Tuesday, April 7, 2009

Obama making first visit to Iraq as president

President Obama made a surprise visit to Iraq Tuesday on his way home from his first trans-Atlantic trip, seeking to buck up U.S. troops still fighting an unpopular war begun by his predecessor.

Obama planned to speak with troops at Camp Victory near Baghdad's main airport, as well as Pentagon officials and Iraqi leaders, during his brief stop before returning to Washington. He was awarding medals to several troops.

Violence has subsided in Iraq since peaking in 2006-07 — unlike in Afghanistan, where U.S. and NATO troops are trying to beat back Taliban forces.

Obama's new Afghanistan strategy also calls for a stepped-up effort against al-Qaeda terrorists believed to be hiding across the border in Pakistan.

But there have been recent spates of violence in Iraq as well.

Obama flew into the country hours after a car bomb exploded in a Shiite neighborhood of the capital city, a deadly reminder of the violence that has claimed the lives at least 4,266 members of the U.S. military since March 2003.

On Monday, a series of car bombings killed dozens. There also have been suicide bombs and assassinations in recent months.

Obama visited Iraq as a candidate for president in July.

The visit came at the conclusion of a long overseas trip that included economic and NATO summits in Europe and two days in Turkey. Shortly before leaving Turkey, the president held out Iraq as an example of the change he seeks in policies inherited from former President George W. Bush.
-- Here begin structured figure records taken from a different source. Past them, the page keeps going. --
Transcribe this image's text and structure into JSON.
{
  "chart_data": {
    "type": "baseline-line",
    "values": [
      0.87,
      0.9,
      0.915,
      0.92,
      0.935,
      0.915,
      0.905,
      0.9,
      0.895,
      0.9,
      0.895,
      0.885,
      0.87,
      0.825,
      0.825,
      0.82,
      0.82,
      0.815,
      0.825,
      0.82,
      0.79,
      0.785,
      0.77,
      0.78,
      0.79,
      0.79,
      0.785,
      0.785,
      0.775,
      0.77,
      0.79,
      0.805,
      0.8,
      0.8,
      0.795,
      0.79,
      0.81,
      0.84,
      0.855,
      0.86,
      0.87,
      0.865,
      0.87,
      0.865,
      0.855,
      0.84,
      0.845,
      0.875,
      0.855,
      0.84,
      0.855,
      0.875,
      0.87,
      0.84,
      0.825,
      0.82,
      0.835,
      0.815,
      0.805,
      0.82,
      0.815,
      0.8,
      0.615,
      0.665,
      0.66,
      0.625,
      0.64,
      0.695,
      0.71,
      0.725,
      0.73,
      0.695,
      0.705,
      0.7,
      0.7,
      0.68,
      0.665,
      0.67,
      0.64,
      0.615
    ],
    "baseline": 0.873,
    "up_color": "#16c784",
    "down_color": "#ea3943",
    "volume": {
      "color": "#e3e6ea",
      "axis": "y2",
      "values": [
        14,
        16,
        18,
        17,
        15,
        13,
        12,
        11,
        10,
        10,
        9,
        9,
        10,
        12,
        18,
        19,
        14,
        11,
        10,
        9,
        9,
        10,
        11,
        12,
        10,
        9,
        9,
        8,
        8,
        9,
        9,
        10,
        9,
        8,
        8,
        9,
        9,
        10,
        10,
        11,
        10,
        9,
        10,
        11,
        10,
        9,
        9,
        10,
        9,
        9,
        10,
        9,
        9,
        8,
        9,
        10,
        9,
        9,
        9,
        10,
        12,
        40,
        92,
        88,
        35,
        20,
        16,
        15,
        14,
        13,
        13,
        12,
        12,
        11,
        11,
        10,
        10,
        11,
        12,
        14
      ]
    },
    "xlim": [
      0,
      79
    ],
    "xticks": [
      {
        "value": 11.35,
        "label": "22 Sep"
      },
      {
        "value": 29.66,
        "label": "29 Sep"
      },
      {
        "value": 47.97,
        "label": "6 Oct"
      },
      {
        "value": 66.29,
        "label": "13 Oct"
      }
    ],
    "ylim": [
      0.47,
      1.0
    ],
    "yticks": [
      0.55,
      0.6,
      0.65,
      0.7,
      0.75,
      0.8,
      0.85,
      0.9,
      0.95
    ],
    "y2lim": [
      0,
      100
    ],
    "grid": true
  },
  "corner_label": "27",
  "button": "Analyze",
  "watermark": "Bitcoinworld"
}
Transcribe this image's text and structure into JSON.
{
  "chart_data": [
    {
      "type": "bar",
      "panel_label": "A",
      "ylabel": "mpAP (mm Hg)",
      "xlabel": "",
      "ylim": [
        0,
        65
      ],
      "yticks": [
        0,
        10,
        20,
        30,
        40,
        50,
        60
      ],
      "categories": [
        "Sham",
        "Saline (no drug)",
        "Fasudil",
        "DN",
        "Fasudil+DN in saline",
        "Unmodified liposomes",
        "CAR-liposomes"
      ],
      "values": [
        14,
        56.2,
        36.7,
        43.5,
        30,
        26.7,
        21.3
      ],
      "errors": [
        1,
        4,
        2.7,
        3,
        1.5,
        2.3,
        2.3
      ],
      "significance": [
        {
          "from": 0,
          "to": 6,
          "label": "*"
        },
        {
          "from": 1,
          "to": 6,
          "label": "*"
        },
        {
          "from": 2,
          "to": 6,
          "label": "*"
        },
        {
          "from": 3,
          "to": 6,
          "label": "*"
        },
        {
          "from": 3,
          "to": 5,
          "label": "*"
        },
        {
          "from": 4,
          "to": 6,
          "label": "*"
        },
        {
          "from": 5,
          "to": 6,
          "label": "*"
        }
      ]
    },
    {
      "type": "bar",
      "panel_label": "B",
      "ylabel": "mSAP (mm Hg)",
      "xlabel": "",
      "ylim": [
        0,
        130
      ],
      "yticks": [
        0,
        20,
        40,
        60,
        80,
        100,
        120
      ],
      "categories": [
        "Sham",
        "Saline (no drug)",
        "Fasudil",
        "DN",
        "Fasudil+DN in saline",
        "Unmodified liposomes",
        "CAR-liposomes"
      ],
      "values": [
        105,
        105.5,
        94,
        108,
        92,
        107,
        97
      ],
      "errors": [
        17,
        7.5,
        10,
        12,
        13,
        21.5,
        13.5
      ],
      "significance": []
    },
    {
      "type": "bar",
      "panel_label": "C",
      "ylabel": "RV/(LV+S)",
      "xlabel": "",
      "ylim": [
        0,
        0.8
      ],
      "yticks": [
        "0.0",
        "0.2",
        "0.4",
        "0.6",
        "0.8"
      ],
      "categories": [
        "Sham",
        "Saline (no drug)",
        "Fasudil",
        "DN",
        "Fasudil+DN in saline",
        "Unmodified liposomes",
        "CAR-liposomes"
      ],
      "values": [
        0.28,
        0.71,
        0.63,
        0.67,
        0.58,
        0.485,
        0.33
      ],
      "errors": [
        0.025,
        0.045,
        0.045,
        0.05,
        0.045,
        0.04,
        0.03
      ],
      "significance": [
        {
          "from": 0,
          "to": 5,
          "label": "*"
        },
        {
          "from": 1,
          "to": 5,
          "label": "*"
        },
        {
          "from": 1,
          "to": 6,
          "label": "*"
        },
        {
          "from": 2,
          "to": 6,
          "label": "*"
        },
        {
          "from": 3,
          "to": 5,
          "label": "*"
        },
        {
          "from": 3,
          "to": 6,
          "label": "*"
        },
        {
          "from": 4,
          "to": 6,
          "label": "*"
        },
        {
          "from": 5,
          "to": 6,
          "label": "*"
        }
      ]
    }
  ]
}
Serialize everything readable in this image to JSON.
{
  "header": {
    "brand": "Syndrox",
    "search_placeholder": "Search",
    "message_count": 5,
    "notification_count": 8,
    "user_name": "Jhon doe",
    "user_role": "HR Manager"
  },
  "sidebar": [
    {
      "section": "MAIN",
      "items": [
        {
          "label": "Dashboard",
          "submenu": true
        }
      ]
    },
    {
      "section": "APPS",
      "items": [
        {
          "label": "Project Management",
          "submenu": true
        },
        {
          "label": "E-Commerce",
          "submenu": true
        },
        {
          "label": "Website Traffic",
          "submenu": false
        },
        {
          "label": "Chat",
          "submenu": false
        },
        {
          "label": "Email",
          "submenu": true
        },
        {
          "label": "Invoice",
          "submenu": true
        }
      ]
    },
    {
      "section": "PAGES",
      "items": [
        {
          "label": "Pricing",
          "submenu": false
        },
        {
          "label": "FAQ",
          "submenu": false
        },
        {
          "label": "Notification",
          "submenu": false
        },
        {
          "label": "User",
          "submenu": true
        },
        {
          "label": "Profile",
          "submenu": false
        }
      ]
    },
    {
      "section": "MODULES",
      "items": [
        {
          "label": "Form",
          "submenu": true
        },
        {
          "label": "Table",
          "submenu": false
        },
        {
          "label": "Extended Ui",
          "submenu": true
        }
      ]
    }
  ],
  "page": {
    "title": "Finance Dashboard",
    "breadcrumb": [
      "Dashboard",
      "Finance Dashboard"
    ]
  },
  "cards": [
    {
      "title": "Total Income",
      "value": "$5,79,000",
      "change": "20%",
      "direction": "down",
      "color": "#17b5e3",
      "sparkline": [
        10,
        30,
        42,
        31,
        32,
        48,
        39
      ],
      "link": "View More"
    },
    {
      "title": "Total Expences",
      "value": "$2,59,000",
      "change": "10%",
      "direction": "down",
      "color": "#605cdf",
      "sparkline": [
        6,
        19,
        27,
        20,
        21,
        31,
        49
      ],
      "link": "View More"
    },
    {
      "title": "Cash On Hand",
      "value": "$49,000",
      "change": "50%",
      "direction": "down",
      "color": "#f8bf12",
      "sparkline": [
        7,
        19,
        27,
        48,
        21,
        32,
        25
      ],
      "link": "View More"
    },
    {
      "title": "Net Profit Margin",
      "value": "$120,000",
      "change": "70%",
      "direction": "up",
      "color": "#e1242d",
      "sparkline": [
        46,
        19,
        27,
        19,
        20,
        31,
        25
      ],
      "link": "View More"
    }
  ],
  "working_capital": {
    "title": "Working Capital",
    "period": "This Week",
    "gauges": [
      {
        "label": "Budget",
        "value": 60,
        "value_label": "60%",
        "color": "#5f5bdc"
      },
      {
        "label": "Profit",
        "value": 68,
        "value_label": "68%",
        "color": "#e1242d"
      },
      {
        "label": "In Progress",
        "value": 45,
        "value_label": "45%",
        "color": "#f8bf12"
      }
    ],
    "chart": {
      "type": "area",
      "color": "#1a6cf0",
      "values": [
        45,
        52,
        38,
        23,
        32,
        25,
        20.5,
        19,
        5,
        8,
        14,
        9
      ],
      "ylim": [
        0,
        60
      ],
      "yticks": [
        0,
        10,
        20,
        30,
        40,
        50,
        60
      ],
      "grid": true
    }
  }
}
"Moving the ship of state takes time," he told a group of students in Istanbul. He noted his long-standing opposition to the war, yet said, "Now that we're there," the U.S. troop withdrawal has to be done "in a careful enough way that we don't see a collapse into violence."

Because of security concerns, the White House made no advance announcement of the visit.

Plans to travel to the Green Zone — the heavily fortified U.S. nerve center in Baghdad — were scrapped because of bad weather. Instead, officials said the president would speak by phone with Iraqi Prime Minister Nouri al-Maliki and President Jalal Talibani.

It was the last stop of an eight-day trip to Europe and Turkey during which Obama sought to place his stamp on U.S. foreign policy after eight years of the Bush administration.